= Henri George Doll =

French-America scientist (1902–1991)

Henri George Doll (13 August 1902 in Paris - 25 July 1991 in Montfort-l'Amaury, France) was a French-American geologist.

==Biography==
Doll was a leading figure in the development of oil-well logging and a key technical leader of the Schlumberger oilfield services company. A graduate of the École Polytechnique and École des Mines, he married Anne Gruner Schlumberger, daughter of one of the Schlumberger brothers (Conrad Schlumberger), and joined their company.

His contributions include the induction-logging technique, and during World War II he led the development of the jeep-borne mine detector. He received a Certificate of Appreciation from the United States government, and was made an officer of the Légion d'honneur.

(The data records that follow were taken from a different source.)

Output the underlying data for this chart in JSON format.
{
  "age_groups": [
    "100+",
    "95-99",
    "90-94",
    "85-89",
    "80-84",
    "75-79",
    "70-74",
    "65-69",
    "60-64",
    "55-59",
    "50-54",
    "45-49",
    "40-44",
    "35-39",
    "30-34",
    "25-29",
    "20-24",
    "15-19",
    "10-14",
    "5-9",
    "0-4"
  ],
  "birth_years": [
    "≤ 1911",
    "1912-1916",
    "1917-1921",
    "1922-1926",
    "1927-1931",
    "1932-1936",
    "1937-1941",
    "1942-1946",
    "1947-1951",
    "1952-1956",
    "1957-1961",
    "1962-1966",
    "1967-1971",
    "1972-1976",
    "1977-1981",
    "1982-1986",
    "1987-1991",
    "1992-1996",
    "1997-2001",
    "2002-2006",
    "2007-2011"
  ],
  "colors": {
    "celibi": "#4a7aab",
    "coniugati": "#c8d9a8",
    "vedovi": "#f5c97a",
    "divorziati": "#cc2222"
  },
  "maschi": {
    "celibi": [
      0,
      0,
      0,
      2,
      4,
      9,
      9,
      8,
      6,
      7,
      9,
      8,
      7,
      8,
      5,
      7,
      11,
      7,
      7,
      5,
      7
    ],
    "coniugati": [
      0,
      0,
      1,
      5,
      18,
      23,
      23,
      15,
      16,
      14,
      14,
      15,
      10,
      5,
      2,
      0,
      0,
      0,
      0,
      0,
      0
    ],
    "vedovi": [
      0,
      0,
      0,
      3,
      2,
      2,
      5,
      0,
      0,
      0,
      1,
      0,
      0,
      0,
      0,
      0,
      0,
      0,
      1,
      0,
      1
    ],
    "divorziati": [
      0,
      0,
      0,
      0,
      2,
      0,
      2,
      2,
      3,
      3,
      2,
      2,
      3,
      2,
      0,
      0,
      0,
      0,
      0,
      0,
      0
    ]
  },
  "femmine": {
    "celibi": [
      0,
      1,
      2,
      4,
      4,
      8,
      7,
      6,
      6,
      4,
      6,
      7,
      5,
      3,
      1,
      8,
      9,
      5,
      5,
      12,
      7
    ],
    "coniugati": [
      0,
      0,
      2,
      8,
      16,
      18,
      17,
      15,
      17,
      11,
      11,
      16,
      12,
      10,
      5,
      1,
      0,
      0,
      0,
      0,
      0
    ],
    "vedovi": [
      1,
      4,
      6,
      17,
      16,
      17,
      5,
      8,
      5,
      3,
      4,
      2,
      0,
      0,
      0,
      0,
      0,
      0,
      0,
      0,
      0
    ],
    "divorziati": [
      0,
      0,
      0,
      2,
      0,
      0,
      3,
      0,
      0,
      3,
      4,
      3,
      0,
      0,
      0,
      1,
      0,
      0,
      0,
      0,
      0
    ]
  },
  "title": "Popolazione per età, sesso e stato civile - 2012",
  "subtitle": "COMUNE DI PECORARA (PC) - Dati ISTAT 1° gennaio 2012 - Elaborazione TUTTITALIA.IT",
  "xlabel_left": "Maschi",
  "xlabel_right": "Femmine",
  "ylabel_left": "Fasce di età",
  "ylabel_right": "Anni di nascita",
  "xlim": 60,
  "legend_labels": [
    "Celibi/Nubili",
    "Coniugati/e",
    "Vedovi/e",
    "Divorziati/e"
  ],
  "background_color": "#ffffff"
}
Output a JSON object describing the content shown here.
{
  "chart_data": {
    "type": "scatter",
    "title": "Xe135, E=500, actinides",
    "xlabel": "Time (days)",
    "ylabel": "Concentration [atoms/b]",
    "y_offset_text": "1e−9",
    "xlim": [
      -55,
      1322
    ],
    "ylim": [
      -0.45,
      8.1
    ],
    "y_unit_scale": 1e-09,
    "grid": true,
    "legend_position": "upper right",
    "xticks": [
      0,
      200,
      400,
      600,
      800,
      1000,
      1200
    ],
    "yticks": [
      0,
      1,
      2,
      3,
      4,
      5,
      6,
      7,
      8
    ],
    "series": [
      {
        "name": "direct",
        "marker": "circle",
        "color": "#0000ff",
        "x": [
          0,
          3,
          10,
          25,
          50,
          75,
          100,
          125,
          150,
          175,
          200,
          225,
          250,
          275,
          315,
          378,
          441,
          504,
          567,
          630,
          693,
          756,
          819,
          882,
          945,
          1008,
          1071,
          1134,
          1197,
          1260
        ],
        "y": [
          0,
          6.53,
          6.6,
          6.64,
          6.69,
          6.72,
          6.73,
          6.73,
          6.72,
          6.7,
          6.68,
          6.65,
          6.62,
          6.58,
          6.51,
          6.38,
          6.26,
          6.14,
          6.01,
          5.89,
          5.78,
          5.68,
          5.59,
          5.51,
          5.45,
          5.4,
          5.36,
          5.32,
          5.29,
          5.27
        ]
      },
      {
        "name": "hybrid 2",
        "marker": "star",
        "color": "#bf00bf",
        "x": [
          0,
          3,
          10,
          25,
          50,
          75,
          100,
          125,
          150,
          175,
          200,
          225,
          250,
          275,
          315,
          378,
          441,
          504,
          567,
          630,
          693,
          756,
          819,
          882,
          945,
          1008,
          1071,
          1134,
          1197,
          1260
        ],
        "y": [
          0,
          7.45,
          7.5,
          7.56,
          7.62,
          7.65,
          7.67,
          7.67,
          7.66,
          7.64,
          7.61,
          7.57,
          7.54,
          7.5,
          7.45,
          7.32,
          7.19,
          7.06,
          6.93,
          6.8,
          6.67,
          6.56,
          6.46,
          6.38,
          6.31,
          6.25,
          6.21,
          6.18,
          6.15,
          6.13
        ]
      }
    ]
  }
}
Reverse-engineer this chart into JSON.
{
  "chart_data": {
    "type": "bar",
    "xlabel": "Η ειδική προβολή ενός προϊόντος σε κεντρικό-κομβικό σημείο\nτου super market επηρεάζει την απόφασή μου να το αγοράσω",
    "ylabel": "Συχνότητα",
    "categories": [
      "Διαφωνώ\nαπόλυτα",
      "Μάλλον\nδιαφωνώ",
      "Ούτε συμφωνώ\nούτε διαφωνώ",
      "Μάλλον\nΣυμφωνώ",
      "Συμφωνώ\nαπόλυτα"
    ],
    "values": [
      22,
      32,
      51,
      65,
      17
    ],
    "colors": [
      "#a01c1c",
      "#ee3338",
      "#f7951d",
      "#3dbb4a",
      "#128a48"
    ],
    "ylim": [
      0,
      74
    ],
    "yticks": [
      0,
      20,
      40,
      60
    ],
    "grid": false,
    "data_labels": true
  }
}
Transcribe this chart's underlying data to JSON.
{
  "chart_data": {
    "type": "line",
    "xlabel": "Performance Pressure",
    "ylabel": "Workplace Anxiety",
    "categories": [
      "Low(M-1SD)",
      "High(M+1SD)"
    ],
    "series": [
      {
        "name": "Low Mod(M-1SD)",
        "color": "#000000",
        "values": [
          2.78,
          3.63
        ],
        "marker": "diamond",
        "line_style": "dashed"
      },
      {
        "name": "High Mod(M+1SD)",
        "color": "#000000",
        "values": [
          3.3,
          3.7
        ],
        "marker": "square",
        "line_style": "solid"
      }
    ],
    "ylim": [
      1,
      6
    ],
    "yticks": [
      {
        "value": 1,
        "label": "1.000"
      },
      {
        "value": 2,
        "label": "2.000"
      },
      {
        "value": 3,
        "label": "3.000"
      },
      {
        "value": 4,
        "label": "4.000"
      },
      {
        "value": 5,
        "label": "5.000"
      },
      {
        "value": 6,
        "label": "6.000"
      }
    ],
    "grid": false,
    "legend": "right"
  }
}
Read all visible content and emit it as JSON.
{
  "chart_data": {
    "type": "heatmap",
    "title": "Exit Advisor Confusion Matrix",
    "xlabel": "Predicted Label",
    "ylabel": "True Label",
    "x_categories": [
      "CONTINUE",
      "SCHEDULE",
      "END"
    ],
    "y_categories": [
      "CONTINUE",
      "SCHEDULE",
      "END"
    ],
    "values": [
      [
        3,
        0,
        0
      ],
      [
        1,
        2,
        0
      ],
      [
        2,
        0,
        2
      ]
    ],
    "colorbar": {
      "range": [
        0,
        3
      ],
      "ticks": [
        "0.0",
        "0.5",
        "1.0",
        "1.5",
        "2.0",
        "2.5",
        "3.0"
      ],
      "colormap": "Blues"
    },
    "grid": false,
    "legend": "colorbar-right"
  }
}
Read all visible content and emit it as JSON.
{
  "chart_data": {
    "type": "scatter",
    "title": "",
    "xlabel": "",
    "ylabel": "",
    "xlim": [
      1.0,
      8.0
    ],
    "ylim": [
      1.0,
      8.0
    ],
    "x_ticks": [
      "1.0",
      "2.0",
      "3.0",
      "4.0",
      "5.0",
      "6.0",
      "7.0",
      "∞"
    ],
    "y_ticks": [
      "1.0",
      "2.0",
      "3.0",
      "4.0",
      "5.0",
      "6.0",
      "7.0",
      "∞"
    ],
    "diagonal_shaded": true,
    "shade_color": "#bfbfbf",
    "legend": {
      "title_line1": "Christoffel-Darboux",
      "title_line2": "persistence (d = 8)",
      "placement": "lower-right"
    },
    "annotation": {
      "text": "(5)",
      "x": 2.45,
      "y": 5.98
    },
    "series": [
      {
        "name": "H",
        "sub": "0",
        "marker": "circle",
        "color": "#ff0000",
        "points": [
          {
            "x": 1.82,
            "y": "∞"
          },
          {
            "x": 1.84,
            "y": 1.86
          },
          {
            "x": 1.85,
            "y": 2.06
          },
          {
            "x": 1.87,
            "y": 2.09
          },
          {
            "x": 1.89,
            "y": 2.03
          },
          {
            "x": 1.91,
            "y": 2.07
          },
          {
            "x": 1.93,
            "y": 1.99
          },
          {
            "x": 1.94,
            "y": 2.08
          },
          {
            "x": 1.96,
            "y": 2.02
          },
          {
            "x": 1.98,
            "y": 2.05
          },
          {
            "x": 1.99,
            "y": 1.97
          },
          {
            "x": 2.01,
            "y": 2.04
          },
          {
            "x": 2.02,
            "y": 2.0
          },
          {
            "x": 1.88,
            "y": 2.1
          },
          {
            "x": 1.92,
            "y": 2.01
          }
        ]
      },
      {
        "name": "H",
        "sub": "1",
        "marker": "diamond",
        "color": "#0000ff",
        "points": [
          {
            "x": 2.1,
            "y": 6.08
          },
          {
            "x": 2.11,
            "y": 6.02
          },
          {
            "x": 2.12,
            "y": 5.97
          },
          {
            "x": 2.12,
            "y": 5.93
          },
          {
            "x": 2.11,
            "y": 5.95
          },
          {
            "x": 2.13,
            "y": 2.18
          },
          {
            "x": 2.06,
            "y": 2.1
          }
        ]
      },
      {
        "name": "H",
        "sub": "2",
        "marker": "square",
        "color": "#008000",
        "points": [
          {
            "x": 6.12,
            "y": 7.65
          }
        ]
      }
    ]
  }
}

Upon his retirement in 1967, the Schlumberger Well Surveying Corporation's research laboratory in Ridgefield, Connecticut, was renamed the Schlumberger-Doll Research Center in his honor. The Schlumberger-Doll Research Center was relocated to Cambridge, Massachusetts, in 2006. (Schlumberger-Doll Research Center, Schlumberger)

Doll came to the United States in 1941 and became an American citizen in 1962. His marriage with Annette Schlumberger ended in divorce. His second wife was the ballerina Eugenia Delarova, who was once married to the choreographer Léonide Massine.